Capítulo 15: Greyson.

NARRA DAVEN

Después de haber salido un par de horas con Olivia, me dirijo a mi habitación.

Veo a Kelsey en el pasillo y le sonrío. Ella hace lo mismo, pero su sonrisa es borrada por una mueca y por un quejido que sale de su boca.

Corro hacia ella, pero antes de que llegue, su cuerpo cae y logro llegar a tiempo para tomar su cabeza antes de que se estampe contra el suelo. Esto no es normal y sé que debo llamar a un doctor.

Tomo a Kelsey en mis brazos y corro a mi habitación. Llamo a Greyson y este me indica que en unos minutos llegará a la mansión.

Diez minutos después este aparece por la puerta de mi habitación y se dirige hacia mí para saludarme. Greyson y yo somos amigos desde hace años, esa es la razón por la cual ha venido hasta aquí.

—Gracias por venir.

—Sabes que estoy para todo, hermano.

Asiento y él se acerca a Kelsey. Veo como hace el intento de desvestirla, pero quito sus manos de este.

—¿Qué demonios crees que estás haciendo? —Digo frunciendo mi ceño.

—Tranquilo, Daven. Soy doctor y necesito revisarla. Además, mi fin no es el que estás pensando.

—Está bien, pero yo lo haré. —Digo acercándome a ella.

Tomo delicadamente su cuerpo y le quito el suéter haciendo que solo quede con una pequeña camisa de tirantes. Miro a Greyson y el asiente. Tomo la camisa que cubre un poco sus pechos y se la quito. Agradezco porque está usando sostén, pero aún así no estoy de acuerdo con que alguien más la esté mirando.
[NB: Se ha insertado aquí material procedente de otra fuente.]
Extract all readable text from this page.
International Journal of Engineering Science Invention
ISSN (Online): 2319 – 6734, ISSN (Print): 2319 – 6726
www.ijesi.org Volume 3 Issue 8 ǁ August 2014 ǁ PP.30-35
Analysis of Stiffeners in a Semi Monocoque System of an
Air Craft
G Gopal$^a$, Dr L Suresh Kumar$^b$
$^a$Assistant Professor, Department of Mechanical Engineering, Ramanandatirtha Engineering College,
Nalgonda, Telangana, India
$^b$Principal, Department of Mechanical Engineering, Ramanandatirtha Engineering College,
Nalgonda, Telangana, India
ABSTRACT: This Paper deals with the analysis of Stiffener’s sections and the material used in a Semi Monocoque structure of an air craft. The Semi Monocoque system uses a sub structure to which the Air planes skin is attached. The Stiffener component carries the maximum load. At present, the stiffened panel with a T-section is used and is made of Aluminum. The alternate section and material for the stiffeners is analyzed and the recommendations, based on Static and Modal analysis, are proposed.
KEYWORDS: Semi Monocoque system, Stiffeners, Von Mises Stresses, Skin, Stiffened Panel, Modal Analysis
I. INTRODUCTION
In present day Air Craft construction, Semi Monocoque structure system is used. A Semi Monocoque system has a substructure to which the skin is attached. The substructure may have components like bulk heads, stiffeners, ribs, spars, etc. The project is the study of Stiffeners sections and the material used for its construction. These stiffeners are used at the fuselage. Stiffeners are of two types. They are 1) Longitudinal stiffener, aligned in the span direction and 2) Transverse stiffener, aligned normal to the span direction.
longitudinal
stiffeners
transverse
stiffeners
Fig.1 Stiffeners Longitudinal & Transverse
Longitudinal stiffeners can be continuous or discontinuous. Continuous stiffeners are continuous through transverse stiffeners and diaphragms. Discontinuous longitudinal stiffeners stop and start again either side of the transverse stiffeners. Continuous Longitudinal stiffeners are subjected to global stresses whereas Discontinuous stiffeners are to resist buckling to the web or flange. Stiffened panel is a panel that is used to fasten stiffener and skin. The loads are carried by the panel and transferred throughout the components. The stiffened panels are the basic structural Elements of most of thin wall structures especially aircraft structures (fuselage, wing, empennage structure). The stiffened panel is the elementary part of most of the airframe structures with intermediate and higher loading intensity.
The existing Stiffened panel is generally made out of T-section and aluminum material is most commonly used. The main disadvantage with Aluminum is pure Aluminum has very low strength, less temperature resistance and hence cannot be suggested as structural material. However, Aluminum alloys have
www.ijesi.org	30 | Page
Greyson se acerca a Kelsey y yo me hago a un lado. Él le hace un pequeño chequeo y cuando termina, revisa su cuerpo. Veo que frunce su ceño en algunos momentos, mientras observa detenidamente a Kelsey.

—¿Qué sucede? —Pregunto.

—¿Por qué su cuerpo tiene hematomas?

Dirijo mi mirada a este y veo que el hematoma de su estómago y la quemadura es casi inexistente, pero el color aún se nota si lo ves fijamente. Observo su cara e inconscientemente pongo mi mano en su mejilla, está completamente pálida y tiene algunos cabellos rebeldes en su frente. El hematoma que tenía en su mejilla cuando la conocí, ya no está, pero al dirigir mi mirada a sus manos, veo que tiene marcas y de inmediato caigo en cuenta que fui yo el que se las causó.

Su piel es blanca y muy sensible, tan sensible que si la tocas, le quedan las marcas de tus dedos en su piel que claramente se borran poco a poco. Pero esta vez no fue así, esta vez la tomé muy fuerte de sus muñecas sin darme cuenta y ahora tiene varios círculos con una tonalidad verde claro alrededor en ellas por mi culpa.
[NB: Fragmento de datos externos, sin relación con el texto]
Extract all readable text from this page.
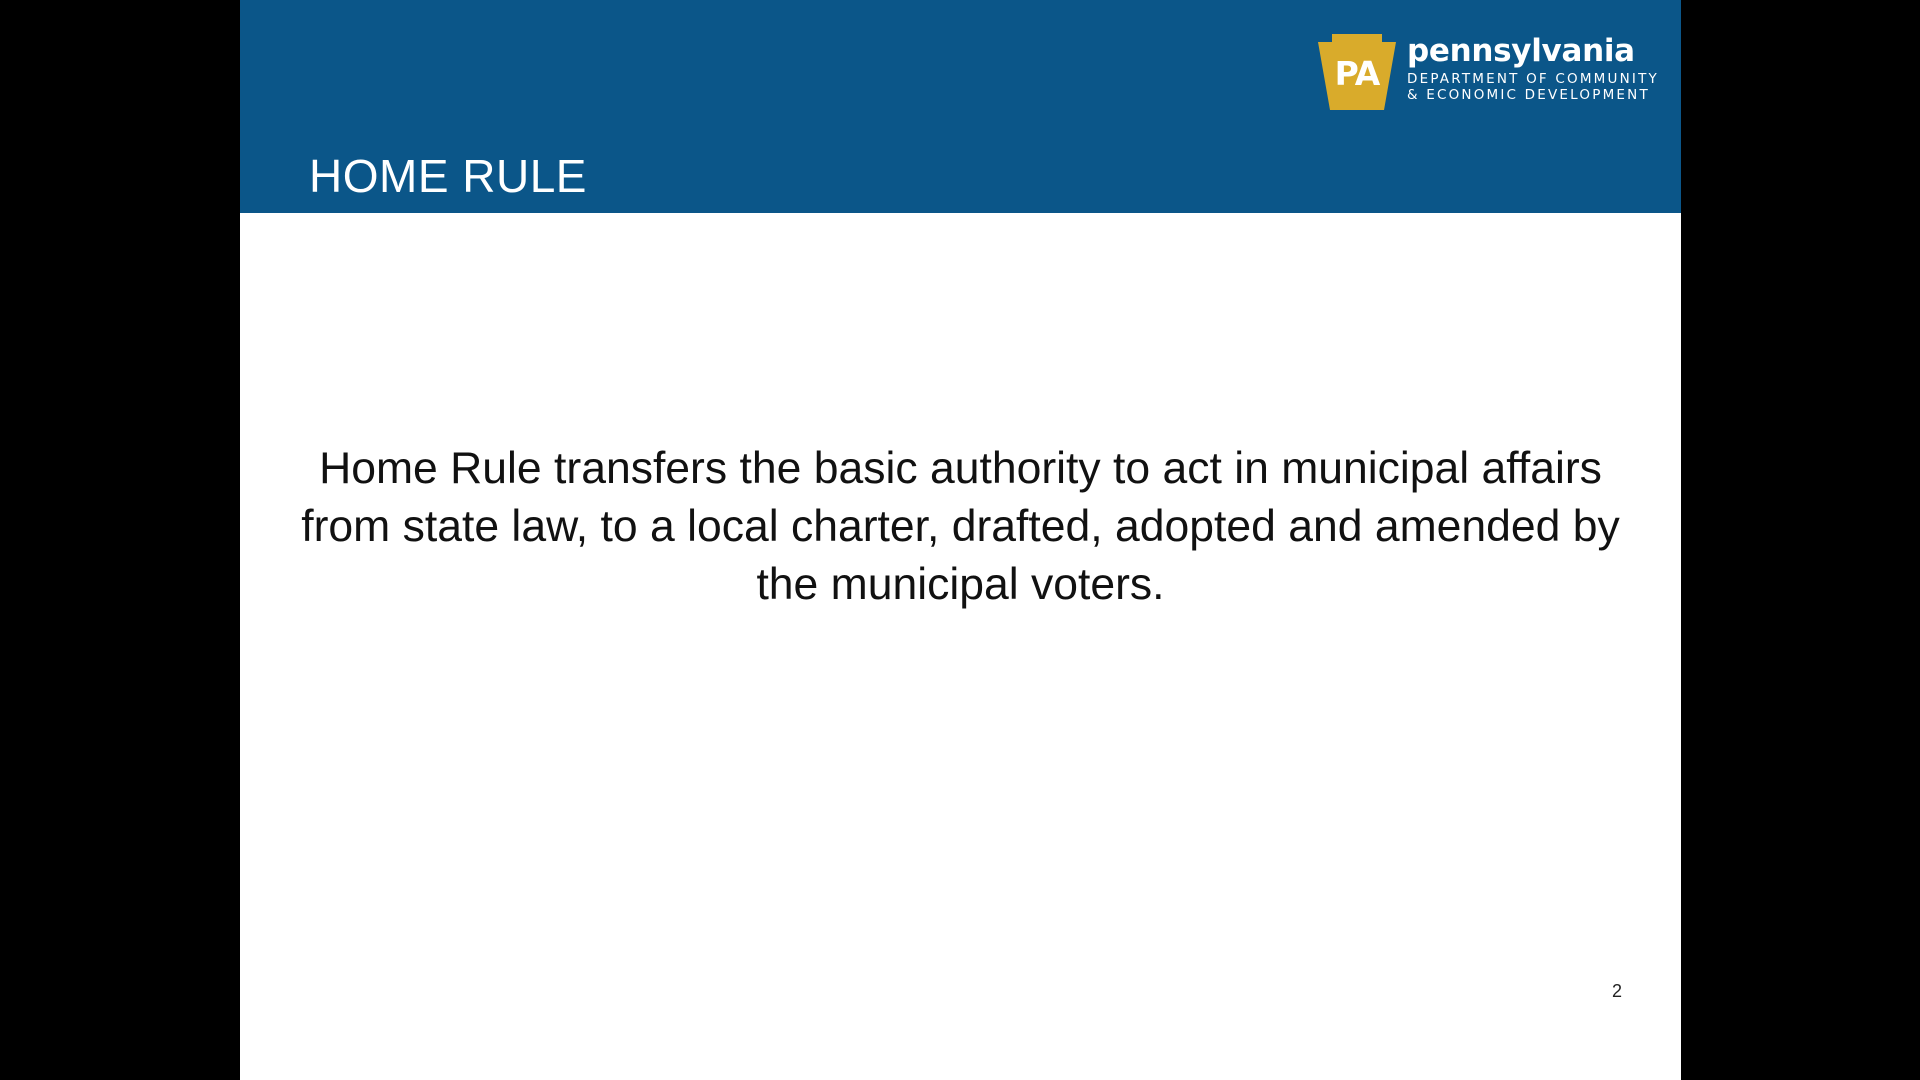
HOME RULE
PA
pennsylvania
DEPARTMENT OF COMMUNITY
& ECONOMIC DEVELOPMENT

Home Rule transfers the basic authority to act in municipal affairs from state law, to a local charter, drafted, adopted and amended by the municipal voters.

2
—¿Tú se lo hiciste? —Escucho una voz detrás mío.

—¿Qué?

—¿Fuiste capaz de hacerle esas marcas a una mujer? —Dijo mirándome con un poco de furia en sus ojos.

—¿Qué mierda dices? —Digo levantándome rápidamente y acercándome a Greyson.
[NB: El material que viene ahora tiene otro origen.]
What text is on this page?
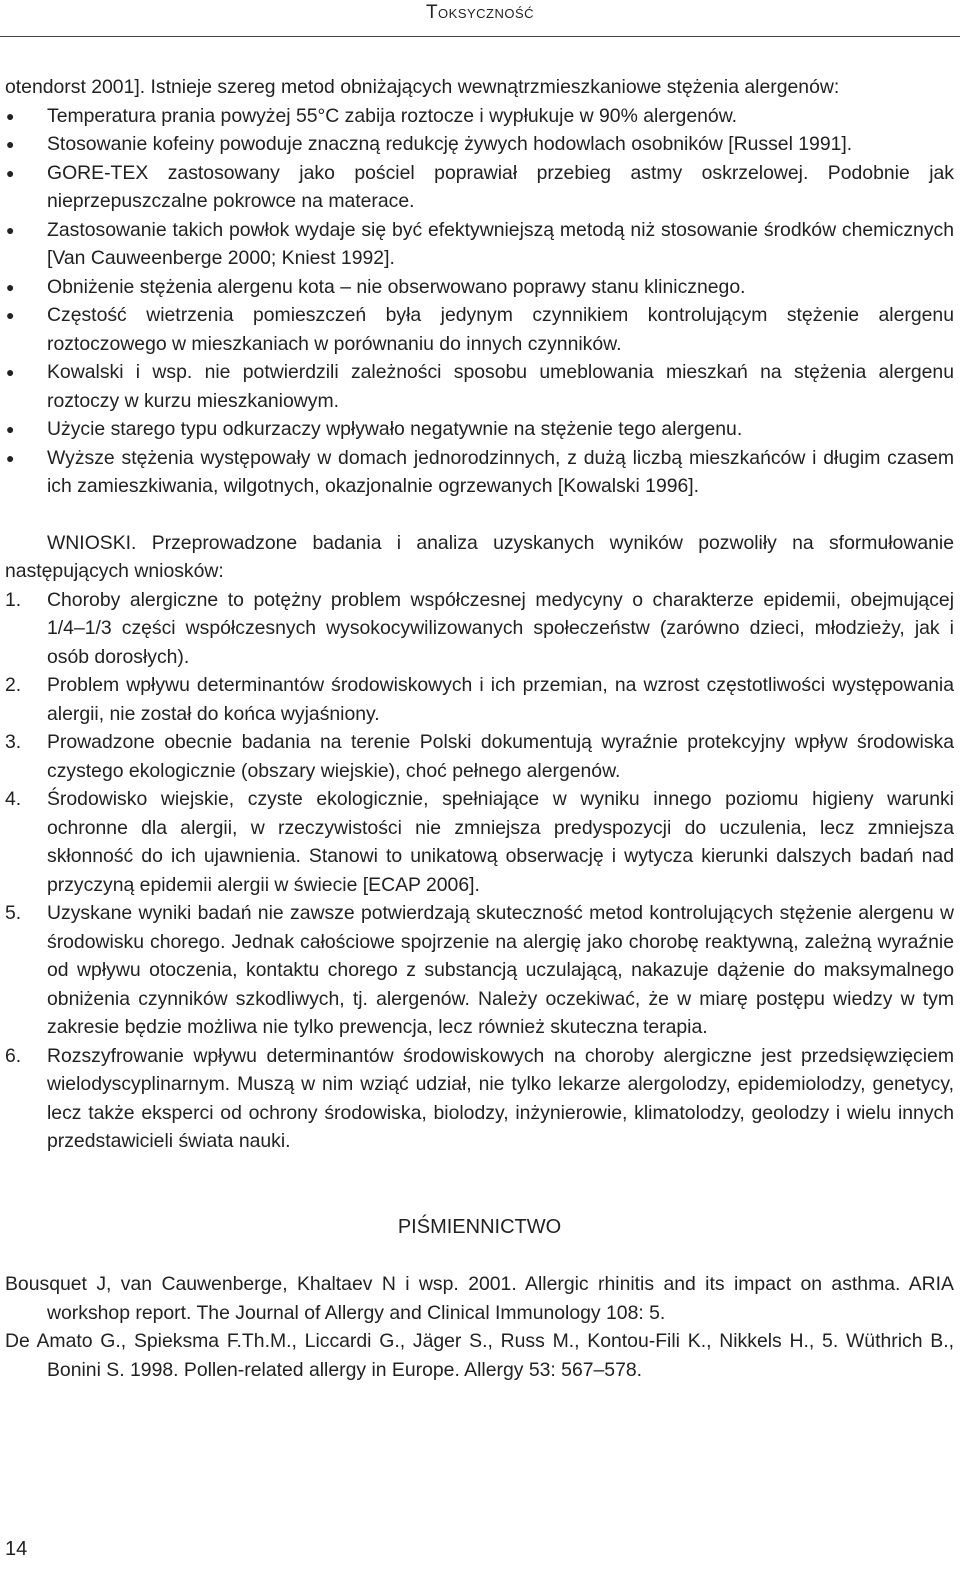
Toksyczność

otendorst 2001]. Istnieje szereg metod obniżających wewnątrzmieszkaniowe stężenia alergenów:

● Temperatura prania powyżej 55°C zabija roztocze i wypłukuje w 90% alergenów.
● Stosowanie kofeiny powoduje znaczną redukcję żywych hodowlach osobników [Russel 1991].
● GORE-TEX zastosowany jako pościel poprawiał przebieg astmy oskrzelowej. Podobnie jak nieprzepuszczalne pokrowce na materace.
● Zastosowanie takich powłok wydaje się być efektywniejszą metodą niż stosowanie środków chemicznych [Van Cauweenberge 2000; Kniest 1992].
● Obniżenie stężenia alergenu kota – nie obserwowano poprawy stanu klinicznego.
● Częstość wietrzenia pomieszczeń była jedynym czynnikiem kontrolującym stężenie alergenu roztoczowego w mieszkaniach w porównaniu do innych czynników.
● Kowalski i wsp. nie potwierdzili zależności sposobu umeblowania mieszkań na stężenia alergenu roztoczy w kurzu mieszkaniowym.
● Użycie starego typu odkurzaczy wpływało negatywnie na stężenie tego alergenu.
● Wyższe stężenia występowały w domach jednorodzinnych, z dużą liczbą mieszkańców i długim czasem ich zamieszkiwania, wilgotnych, okazjonalnie ogrzewanych [Kowalski 1996].

WNIOSKI. Przeprowadzone badania i analiza uzyskanych wyników pozwoliły na sformułowanie następujących wniosków:

1. Choroby alergiczne to potężny problem współczesnej medycyny o charakterze epidemii, obejmującej 1/4–1/3 części współczesnych wysokocywilizowanych społeczeństw (zarówno dzieci, młodzieży, jak i osób dorosłych).
2. Problem wpływu determinantów środowiskowych i ich przemian, na wzrost częstotliwości występowania alergii, nie został do końca wyjaśniony.
3. Prowadzone obecnie badania na terenie Polski dokumentują wyraźnie protekcyjny wpływ środowiska czystego ekologicznie (obszary wiejskie), choć pełnego alergenów.
4. Środowisko wiejskie, czyste ekologicznie, spełniające w wyniku innego poziomu higieny warunki ochronne dla alergii, w rzeczywistości nie zmniejsza predyspozycji do uczulenia, lecz zmniejsza skłonność do ich ujawnienia. Stanowi to unikatową obserwację i wytycza kierunki dalszych badań nad przyczyną epidemii alergii w świecie [ECAP 2006].
5. Uzyskane wyniki badań nie zawsze potwierdzają skuteczność metod kontrolujących stężenie alergenu w środowisku chorego. Jednak całościowe spojrzenie na alergię jako chorobę reaktywną, zależną wyraźnie od wpływu otoczenia, kontaktu chorego z substancją uczulającą, nakazuje dążenie do maksymalnego obniżenia czynników szkodliwych, tj. alergenów. Należy oczekiwać, że w miarę postępu wiedzy w tym zakresie będzie możliwa nie tylko prewencja, lecz również skuteczna terapia.
6. Rozszyfrowanie wpływu determinantów środowiskowych na choroby alergiczne jest przedsięwzięciem wielodyscyplinarnym. Muszą w nim wziąć udział, nie tylko lekarze alergolodzy, epidemiolodzy, genetycy, lecz także eksperci od ochrony środowiska, biolodzy, inżynierowie, klimatolodzy, geolodzy i wielu innych przedstawicieli świata nauki.
PIŚMIENNICTWO

Bousquet J, van Cauwenberge, Khaltaev N i wsp. 2001. Allergic rhinitis and its impact on asthma. ARIA workshop report. The Journal of Allergy and Clinical Immunology 108: 5.

De Amato G., Spieksma F.Th.M., Liccardi G., Jäger S., Russ M., Kontou-Fili K., Nikkels H., 5. Wüthrich B., Bonini S. 1998. Pollen-related allergy in Europe. Allergy 53: 567–578.

14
—¿Ahora eres un cobarde que le peg...

—Ni se te ocurra terminar de decir esa frase. —Lo interrumpo—. Los hematomas que tiene en su cuerpo no se los hice yo. —Digo señalando su estómago.

—¿Y que me dices de la quemadura en su brazo? —Me miró fijamente.

—Fue un accidente.

—Un accidente. —Se ríe sarcásticamente—. ¡Por tu culpa está así! —Eleva su tono de voz.

—¿Crees que sería capaz de causarle daño a ella? ¡Por Dios, Greyson! ¡Está en mi casa para evitar que le sigan haciendo daño! ¡Jamás le levantaría una mano a una mujer y menos a ella! —Hablo de la misma manera que él.

Greyson vuelve su cara a ella y luego a mí.

—Perdón, amigo. —Dice calmándose y poniendo una mano en mi hombro—. A veces sueles ser un poco frío y duro con las personas. Me dejé llevar por eso, lo siento.

—Me conoces. Sabes que prefiero cortarme las manos antes de levantarle una mano a una mujer, claro, a no ser de que seas tú.

Este se ríe entrecerrando un poco sus ojos mientras se dirige nuevamente hacia Kelsey.

—Esta deshidratada y necesita comer más. Además, de que tiene fiebre y sus pulmones están un poco congestionados. Esto se debe al frío, lo cual me da entender que tal vez no estaba abrigada cuando salió o tal vez se mojó. Es por eso que se enfermó, pero claramente le afectó más el simple hecho de que no tiene alimento en su organismo.

O tal vez fue porque casi muere ahogada en un lago a la mitad de la madrugada.

—Se ha desvanecido dos veces hoy y hasta ahorita se desmayó. —Le informo.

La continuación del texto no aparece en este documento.